参考资料
用 celery 和 rabbitmq 做异步任务调度
celery 官方文档
任务队列在 Web 服务里的应用
启动 broker
macOS10.13
$ brew install rabbitmq
==> Summary
🍺 /usr/local/Cellar/rabbitmq/3.7.4: 232 files, 12.6MB, built in 2 seconds
可以看到安装的路径是/usr/local/Cellar/rabbitmq/3.7.4
,需要将此路径加入到环境变量里,这样才能直接输入 rabbitmq-server 启动,而不用输入全部路径,将下面的内容添加到.zshrc
里(注:不用的 shell 不同的文件,这里以 zsh 为例):
PATH=$PATH:/usr/local/Cellar/rabbitmq/3.7.4/sbin
启动
# 守护进程启动服务
$ sudo rabbitmq-server -detached
Ubuntu
sudo apt-get install rabbitmq-server
安装之后就自动启动了
可以用这个命令来看状态
systemctl status rabbitmq-server
也可以停止和重启
创建用户密码和 virtual host:
https://docs.celeryq.dev/en/stable/getting-started/backends-and-brokers/rabbitmq.html
我们在服务器上运行了 rabbitmq, 可能要供多个应用使用, 那么我们可以给不同应用创建不同的用户和 virtual host:
sudo rabbitmqctl add_user myuser mypassword
sudo rabbitmqctl add_vhost myvhost
sudo rabbitmqctl set_permissions -p myvhost myuser ".*" ".*" ".*"
之后在应用里的配置需要用到, 上面的文档里也有讲到
virtual host 的理解: https://www.cnblogs.com/jxxblogs/p/12260029.html
docker
https://hub.docker.com/_/rabbitmq
docker run -d --restart always --hostname systest-rabbit --name systest-rabbit -p 5672:5672 -e RABBITMQ_DEFAULT_USER=simu -e RABBITMQ_DEFAULT_PASS=simu123 -e RABBITMQ_DEFAULT_VHOST=simu rabbitmq:latest
this command have config user, password and vhost
安装 Celery
$ pip install celery
Celery 应用
创建一个 celery 应用 application, 这个 app 是入口, 可以创建任务, 管理 worker 等等 我在 Django 项目下, 在 app 目录下创建一个 tasks.py 文件, 代码示例如下:
from celery import Celery
app = Celery('tasks', broker='pyamqp://guest@localhost//')
@app.task
def add(x, y):
return x + y
在 Flask application 里, 可以这么写:
from celery import Celery
from celery.schedules import crontab
from . import create_app
def make_celery(flask_app):
"""celery factory
"""
celery = Celery(flask_app.import_name)
celery.conf.update(flask_app.config["CELERY_CONFIG"])
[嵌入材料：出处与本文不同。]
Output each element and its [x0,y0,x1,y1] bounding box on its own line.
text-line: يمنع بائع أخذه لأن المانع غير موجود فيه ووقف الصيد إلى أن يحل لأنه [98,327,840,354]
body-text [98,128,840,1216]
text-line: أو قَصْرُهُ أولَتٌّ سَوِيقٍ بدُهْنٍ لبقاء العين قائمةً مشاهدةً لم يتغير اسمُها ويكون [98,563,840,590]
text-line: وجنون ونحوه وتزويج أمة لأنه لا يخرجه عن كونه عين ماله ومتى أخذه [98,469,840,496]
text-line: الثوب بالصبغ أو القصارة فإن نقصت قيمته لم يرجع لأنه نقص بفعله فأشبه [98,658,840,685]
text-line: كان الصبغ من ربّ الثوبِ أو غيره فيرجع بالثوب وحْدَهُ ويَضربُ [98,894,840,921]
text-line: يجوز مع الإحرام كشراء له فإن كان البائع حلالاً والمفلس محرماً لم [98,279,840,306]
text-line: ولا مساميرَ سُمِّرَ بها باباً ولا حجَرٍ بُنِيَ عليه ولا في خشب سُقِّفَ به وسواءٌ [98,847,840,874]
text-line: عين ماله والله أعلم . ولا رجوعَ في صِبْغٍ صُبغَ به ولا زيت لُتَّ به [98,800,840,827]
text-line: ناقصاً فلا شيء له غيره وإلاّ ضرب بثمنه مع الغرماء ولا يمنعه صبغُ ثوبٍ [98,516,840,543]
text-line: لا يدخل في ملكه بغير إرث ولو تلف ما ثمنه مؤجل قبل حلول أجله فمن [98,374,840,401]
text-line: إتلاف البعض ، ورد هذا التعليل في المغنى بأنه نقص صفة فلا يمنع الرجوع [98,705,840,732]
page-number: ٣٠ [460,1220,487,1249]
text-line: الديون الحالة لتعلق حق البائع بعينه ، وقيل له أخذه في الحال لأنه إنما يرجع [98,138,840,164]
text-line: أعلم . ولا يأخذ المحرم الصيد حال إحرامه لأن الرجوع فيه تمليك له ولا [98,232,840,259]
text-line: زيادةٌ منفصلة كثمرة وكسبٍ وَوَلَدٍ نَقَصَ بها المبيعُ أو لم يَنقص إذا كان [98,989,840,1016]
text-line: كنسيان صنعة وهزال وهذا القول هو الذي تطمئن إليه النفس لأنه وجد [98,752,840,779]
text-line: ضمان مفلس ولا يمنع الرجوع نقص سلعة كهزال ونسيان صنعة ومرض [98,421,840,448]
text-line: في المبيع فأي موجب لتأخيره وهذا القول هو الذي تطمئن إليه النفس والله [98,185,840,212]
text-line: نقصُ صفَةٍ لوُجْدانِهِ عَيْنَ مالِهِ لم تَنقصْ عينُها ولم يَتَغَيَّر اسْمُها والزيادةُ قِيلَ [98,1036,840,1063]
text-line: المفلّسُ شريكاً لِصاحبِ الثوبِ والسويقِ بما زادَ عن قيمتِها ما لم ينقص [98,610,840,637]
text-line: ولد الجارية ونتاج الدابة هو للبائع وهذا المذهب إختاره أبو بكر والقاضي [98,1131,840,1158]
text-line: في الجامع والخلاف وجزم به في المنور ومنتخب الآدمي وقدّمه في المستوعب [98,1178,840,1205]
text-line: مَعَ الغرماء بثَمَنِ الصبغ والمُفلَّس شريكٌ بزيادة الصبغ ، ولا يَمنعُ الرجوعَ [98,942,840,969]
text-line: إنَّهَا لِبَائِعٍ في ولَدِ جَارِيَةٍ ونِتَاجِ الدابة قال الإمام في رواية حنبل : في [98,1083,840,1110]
class ContextTask(celery.Task):
"""celery task context
"""
def __call__(self, *args, **kwargs):
with flask_app.app_context():
return self.run(*args, **kwargs)
celery.Task = ContextTask
return celery
app = make_celery(create_app())
app.conf.beat_schedule = {
'cal_everyday': {
'task': 'surge.tasks.my_task',
'schedule': crontab(hour=1),
},
}
app.conf.timezone = 'Asia/Shanghai'
@app.task
def cal_task():
add.delay(1, 2)
@app.task
def add(x, y):
print(x + y)
start Celery worker
celery -A tasks worker --loglevel=info -f /tmp/surge/logs/celery-worker.log
-A
指的是 APP,就是当前的 tasks.py,如果在某个路径下, 则输入完整路径, 例如mmflowproject.tasks
, worker 后面可以加-c 2 制定 worker 数量
如果要守护进程运行, 需要用到 supervisord, 暂且不表
-f
is log file path
在 Django 里面可以加上配置
DJANGO_SETTINGS_MODULE='fsp.settings_env' celery -A fsp -l info worker
start celery beat
celery -A surge.tasks beat
caution: celery beat can’t work alone, it must work with celery worker, because task is call in the worker, not in beat, beat is only schedule, so we need to start celery worker first. or, if your only have beat task, and only need one worker, you can use this command:
celery -A surge.tasks worker -B
触发任务
进入 python shell:
>>> from tasks import add
>>> add.delay(1, 2)
<AsyncResult: 8d1b69e5-dd51-4194-9d9e-4e5f68a94d81>
我们在 celery worker 下面也会看到日志:
...
[2019-06-27 11:37:14,038: INFO/MainProcess] Received task: mmflowproject.tasks.add[d4ab8105-d267-4deb-9957-505d8810cddc]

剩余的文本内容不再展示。